4. A kind of 4. twin-stage semi-conductor dehumidifying mechanism of heat pipe synergy according to claim 2, it is characterised in that：It is described double The cold and hot end face of level semiconductor cooling module is fitted and connected with semiconductor cool end heat exchanger, semiconductor hot end heat exchanger respectively, institute The cold and hot end face for stating twin-stage semiconductor refrigerating element scribbles heat-conducting silicone grease.

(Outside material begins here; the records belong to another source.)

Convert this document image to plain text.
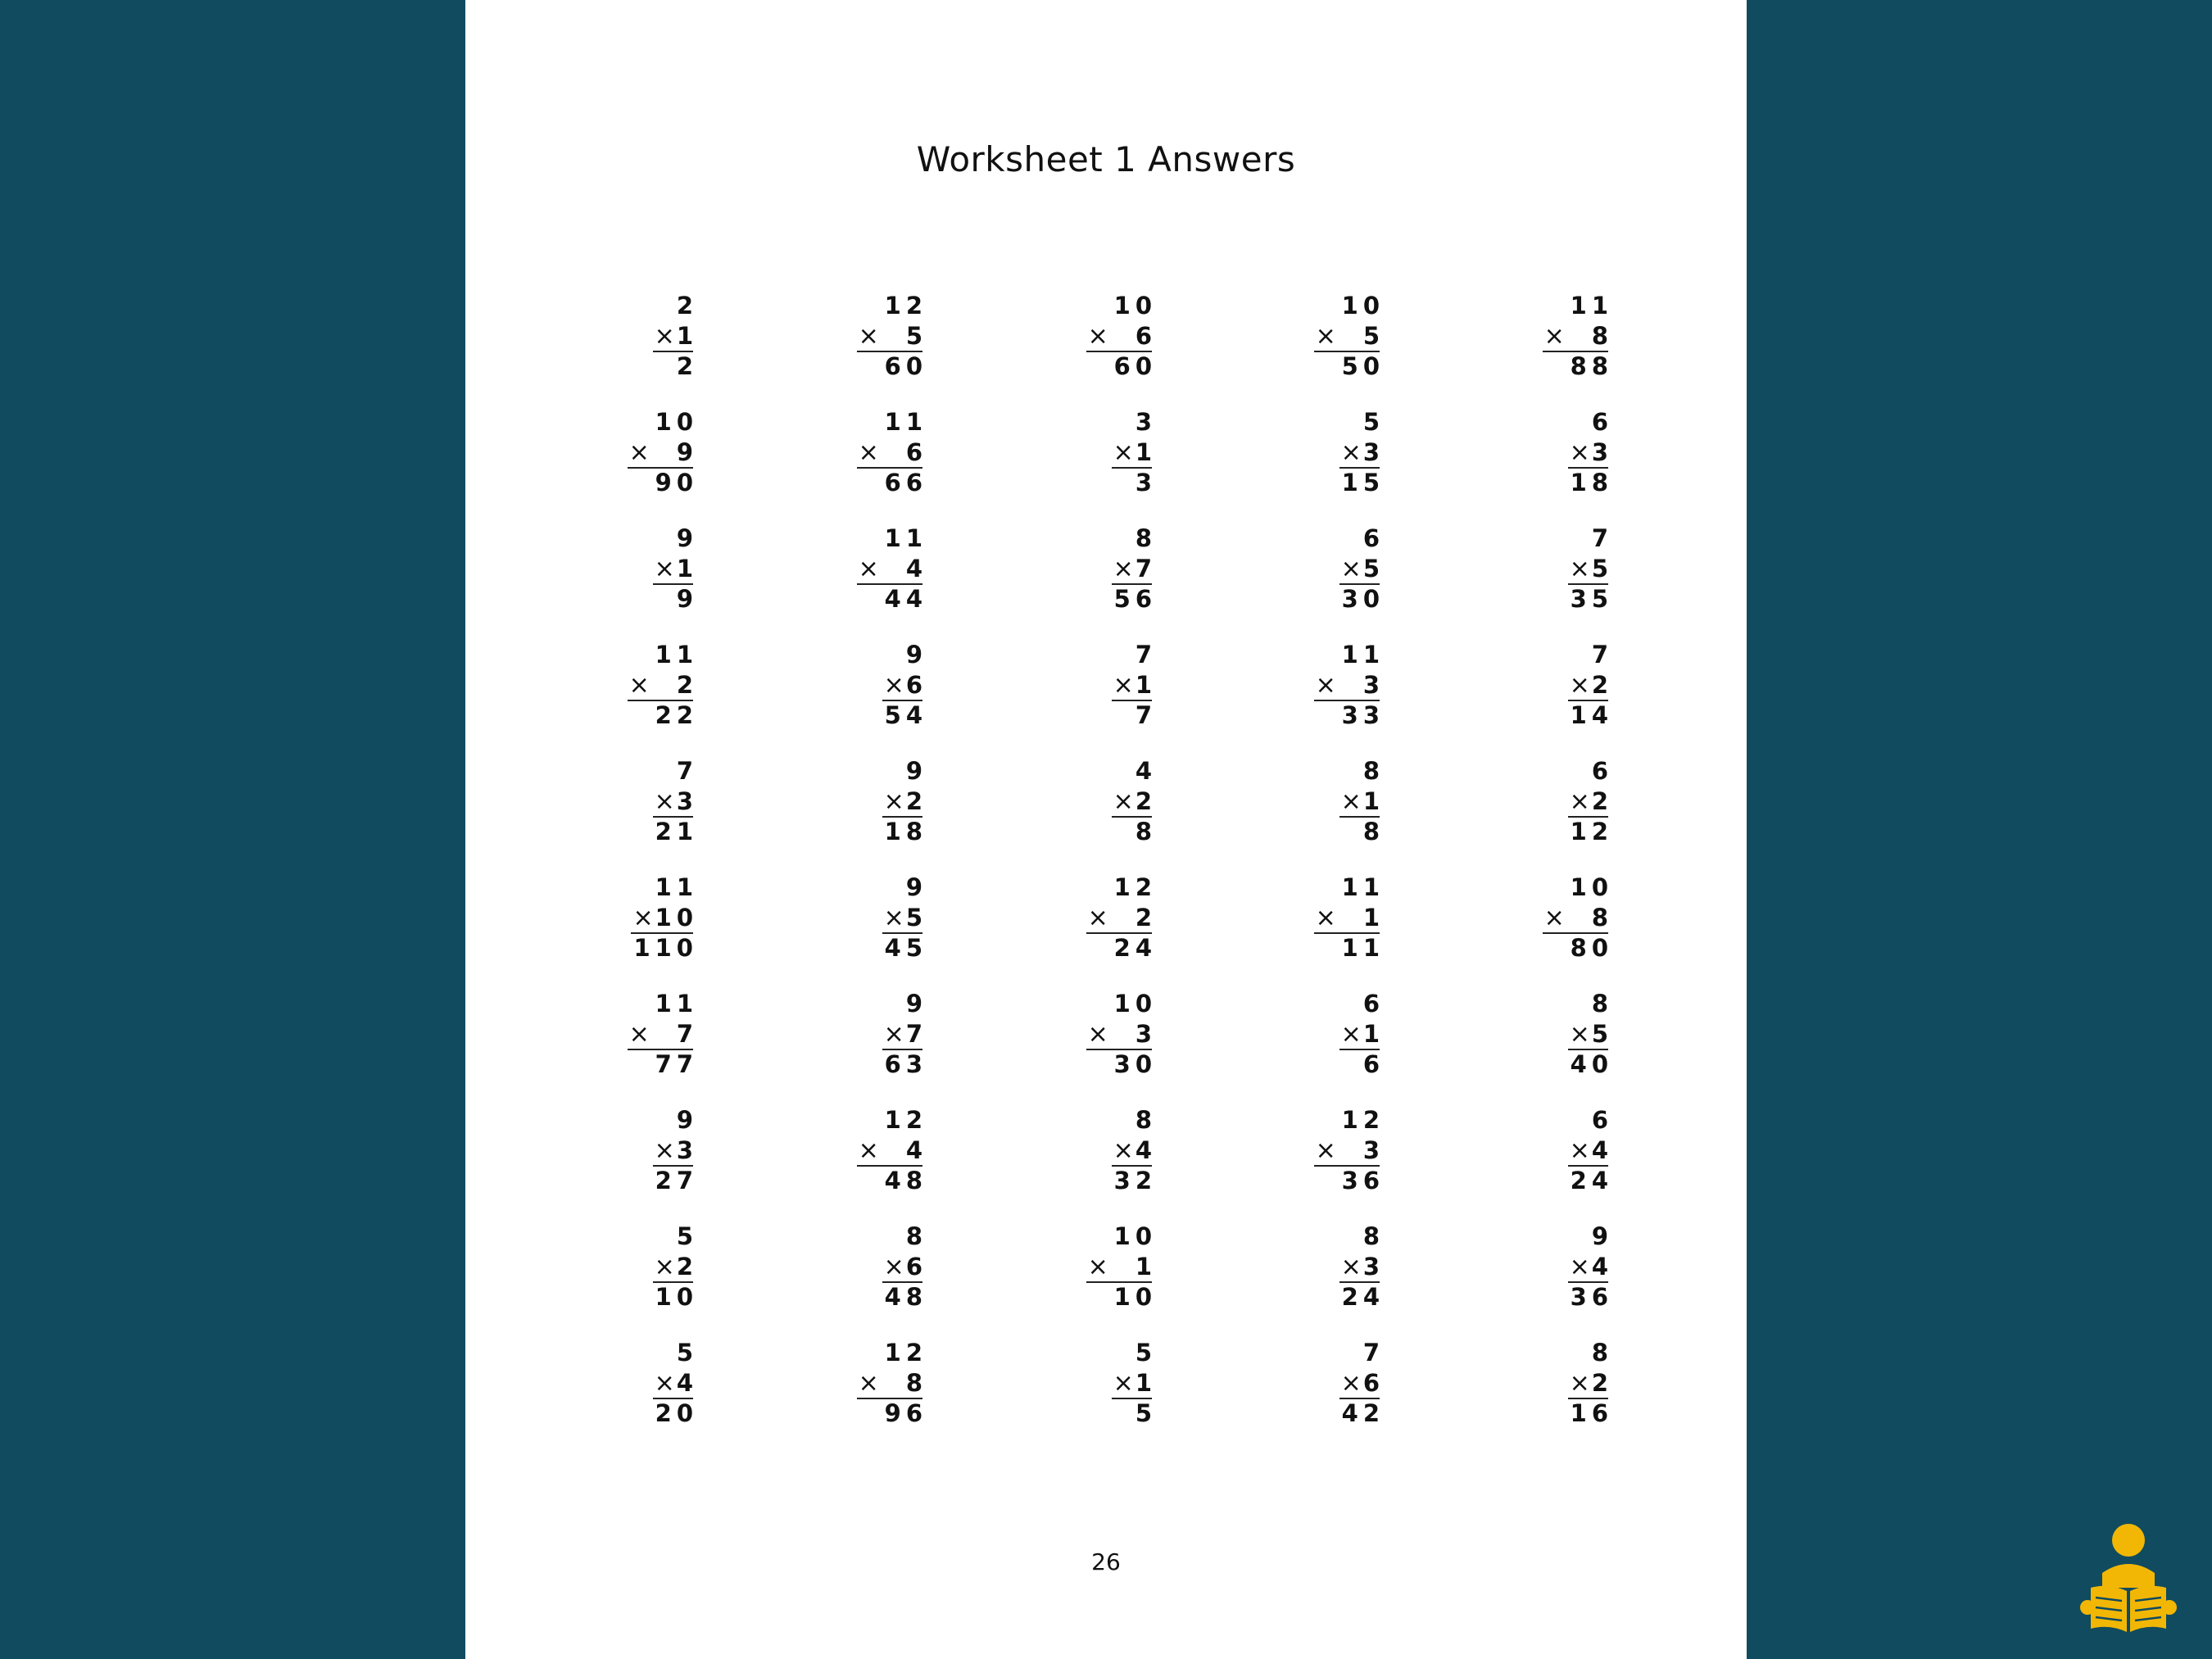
Worksheet 1 Answers
2
×1
2
12
× 5
60
10
× 6
60
10
× 5
50
11
× 8
88
10
× 9
90
11
× 6
66
3
×1
3
5
×3
15
6
×3
18
9
×1
9
11
× 4
44
8
×7
56
6
×5
30
7
×5
35
11
× 2
22
9
×6
54
7
×1
7
11
× 3
33
7
×2
14
7
×3
21
9
×2
18
4
×2
8
8
×1
8
6
×2
12
11
×10
110
9
×5
45
12
× 2
24
11
× 1
11
10
× 8
80
11
× 7
77
9
×7
63
10
× 3
30
6
×1
6
8
×5
40
9
×3
27
12
× 4
48
8
×4
32
12
× 3
36
6
×4
24
5
×2
10
8
×6
48
10
× 1
10
8
×3
24
9
×4
36
5
×4
20
12
× 8
96
5
×1
5
7
×6
42
8
×2
16
26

5. A kind of 5. twin-stage semi-conductor dehumidifying mechanism of heat pipe synergy according to claim 1, it is characterised in that：It is described partly to lead Body cool end heat exchanger (11) and semiconductor hot end heat exchanger (3) are the finned or cold face temperature etc. with planar substrates, The base plane surface should be greater than the cold and hot end surfaces of semiconductor refrigerating element (12)；The heat pipe cool end heat exchanger (8) and Heat pipe hot end heat exchanger (5) is finned heat exchanger, and by extruding or is welded to connect respectively in the cold and hot both ends of heat pipe.
6. A kind of 6. twin-stage semi-conductor dehumidifying mechanism of heat pipe synergy according to claim 1, it is characterised in that：The heat pipe (9) it is gravity assisted heat pipe, the gravity assisted heat pipe is one and above heat pipe of the metal material by extruding, welding or sinter molding Group；Internal face is provided with micro- fin with augmentation of heat transfer effect, and phase transformation working fluid is filled with inside the gravity assisted heat pipe.
7. A kind of 7. twin-stage semi-conductor dehumidifying mechanism of heat pipe synergy according to claim 6, it is characterised in that：The gravity Heat pipe hot and cold side is each passed through air channel wall and is in air channel commitment positions and its underpart endotherm section connection heat pipe cool end heat exchanger (8) While humid air heat is absorbed, heat pipe top heat release section connection heat pipe hot end heat exchanger (5) can carry out heat release to dry air Carry out heat temperature raising；The heat absorption of the gravity assisted heat pipe, exothermic process are completed by the phase transformation of inside heat pipe working fluid, without Additional driving force.
8. A kind of 8. twin-stage semi-conductor dehumidifying mechanism of heat pipe synergy according to claim 1, it is characterised in that：The air channel (10) section is square or circular, and internal face has insulation material attachment；Air channel arrangement form is linear pattern, Back Word type or folding Return type；The induced-draught fan (7) and exhaust blower (2) are independently powered, independent control.
9. A kind of 9. twin-stage semi-conductor dehumidifying mechanism of heat pipe synergy according to claim 1, it is characterised in that：Also include wet Degree and air quantity control system, the humidity and air quantity control system and semiconductor refrigerating element (12), induced-draught fan (7) and exhaust blower (2) power supply is connected, in the case of different humidity and air quantity requirement, by gather air humidity in the inlet scoop of air channel and Humidity and airflow value are set, to control the electricity input of induced-draught fan (7), exhaust blower (2) and semiconductor refrigerating element (12) to realize The regulation of humidity and air quantity.